Without concerted and urgent action, climate change will exacerbate inequality and widen gaps in human development, according to a new platform launched today by the United Nations Development Program.
Cross-country comparison of the health impacts of climate change points to a future that intensifies current inequalities: among the G20 countries, which account for the bulk of cumulative CO2 emissions, a third will experience additional death rates from climate change climate.
However, this figure rises to almost three quarters of the least developed countries, which will increase inequality markedly in the coming decades.
This phenomenon will also occur within each country. For example, in the Colombian city of Barranquilla, a high-emissions port in the north of the country, the death rate from global warming will rise to 37 per 100,000 people by 2100, a figure five times higher than the current rate. mortality from breast cancer in Colombia.
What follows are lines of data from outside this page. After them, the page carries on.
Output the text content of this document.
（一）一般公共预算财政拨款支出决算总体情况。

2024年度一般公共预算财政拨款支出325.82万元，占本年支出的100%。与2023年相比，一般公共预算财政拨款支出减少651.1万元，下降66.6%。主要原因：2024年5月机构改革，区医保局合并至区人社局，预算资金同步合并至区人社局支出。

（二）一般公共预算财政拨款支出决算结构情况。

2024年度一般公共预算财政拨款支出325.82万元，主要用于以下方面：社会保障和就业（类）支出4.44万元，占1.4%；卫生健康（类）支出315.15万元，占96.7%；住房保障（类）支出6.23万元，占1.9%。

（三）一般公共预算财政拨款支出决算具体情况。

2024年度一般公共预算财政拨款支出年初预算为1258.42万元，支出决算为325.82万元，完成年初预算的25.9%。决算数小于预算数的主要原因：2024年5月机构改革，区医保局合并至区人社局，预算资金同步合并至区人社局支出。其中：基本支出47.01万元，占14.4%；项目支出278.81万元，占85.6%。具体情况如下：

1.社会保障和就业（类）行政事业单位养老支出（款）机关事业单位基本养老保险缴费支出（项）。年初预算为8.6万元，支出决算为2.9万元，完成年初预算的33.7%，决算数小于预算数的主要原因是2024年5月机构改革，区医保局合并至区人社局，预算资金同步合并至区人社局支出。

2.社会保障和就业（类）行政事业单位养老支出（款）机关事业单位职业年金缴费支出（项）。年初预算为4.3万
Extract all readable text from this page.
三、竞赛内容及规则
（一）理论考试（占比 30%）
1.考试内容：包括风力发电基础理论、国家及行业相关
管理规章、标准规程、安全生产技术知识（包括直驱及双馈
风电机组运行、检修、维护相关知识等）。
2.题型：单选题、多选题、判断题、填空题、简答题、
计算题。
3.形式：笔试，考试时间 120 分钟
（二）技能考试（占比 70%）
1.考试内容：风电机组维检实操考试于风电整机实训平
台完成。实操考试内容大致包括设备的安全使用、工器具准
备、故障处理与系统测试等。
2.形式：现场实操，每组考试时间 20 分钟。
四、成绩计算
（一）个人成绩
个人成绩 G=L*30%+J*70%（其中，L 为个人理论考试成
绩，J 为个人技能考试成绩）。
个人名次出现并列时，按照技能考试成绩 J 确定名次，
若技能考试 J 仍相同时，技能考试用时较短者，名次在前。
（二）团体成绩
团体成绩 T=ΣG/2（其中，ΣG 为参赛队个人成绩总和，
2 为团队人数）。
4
The new platform, available free of charge on the eve of COP27, provides access to a vast body of research that contributes to action to reduce the uneven effects of rising global greenhouse gas emissions.
UN Refugee Agency calls for ending statelessness limbo
The United Nations High Commissioner for Refugees, Filippo Grandi, today called for redoubled efforts to resolve the plight of those without nationality.
Grandi made this call to coincide with the eighth anniversary of the world campaign of UNHCR to end statelessness, a situation that affects more than four million people and is a widespread and serious violation of human rights.
The head of the organization recalled that those affected face “a devastating legal limbo” and that their lives are marked “by exclusion, deprivation and marginalization.”
Despite great progress in recent years, Grandi stressed that “much more political commitment and efforts are still needed to improve the lives of the millions who languish without citizenship and live in the shadows.”
Since the launch of the campaign, more than 450,000 stateless people have obtained or confirmed their nationality, and tens of thousands of people from Asia, Europe, Africa and the Americas also have a path to citizenship as a result of recently enacted legislative changes.
“I urge governments and lawmakers around the world to use the next two years of the campaign to accelerate action and close the legal and public policy gaps that continue to leave millions of people behind.”
Food prices remained stable in October
The prices of food products remained stable during October with an increase in the cost of cereals that was offset by the decrease in the prices of other basic products, according to the reference index of the United Nations Organization for Agriculture and feeding.
The latest update of this indicator that analyzes the monthly evolution of international prices for a basket of food products was close to 15% below its historical maximum registered in March, although it increased by 2% compared to October 2021 .
While the cost of cereals grew by 3%, the prices of vegetable oils, dairy products and meat fell by more than 1%.
In another report dedicated to grain supply and demand, the agency lowered its forecast for global grain production in 2022 to 2,764 million tonnes, down 1.8 percent from 2021.
Mexico and Spain add two new places to the list of World Agricultural Heritage
And the Food and Agriculture Organization of the United Nations also announced today that five new sites from China, Mexico, Morocco, Spain and Thailand are added to its list of Important World Agricultural Heritage Systems.
Selection criteria for listing state that sites must be of global importance, have public good value, support food and livelihood security, agrobiodiversity, knowledge systems, social values and culture. , as well as outstanding landscapes.
The peninsular Mayan milpa of Mexico is a traditional agroforestry system based on the sustainable use of biodiversity, with a triad of crops such as corn, beans and squash that in some places is complemented by lima beans.
The agri-food system of the León Mountains, in northwestern Spain, is home to a remarkable diversity of land uses with forests (chestnut groves, beech groves, birch trees, juniper groves, oak groves), pastures and cultivated areas. This allows the coexistence of agriculture, livestock, forestry, gathering, hunting and fishing in the same space.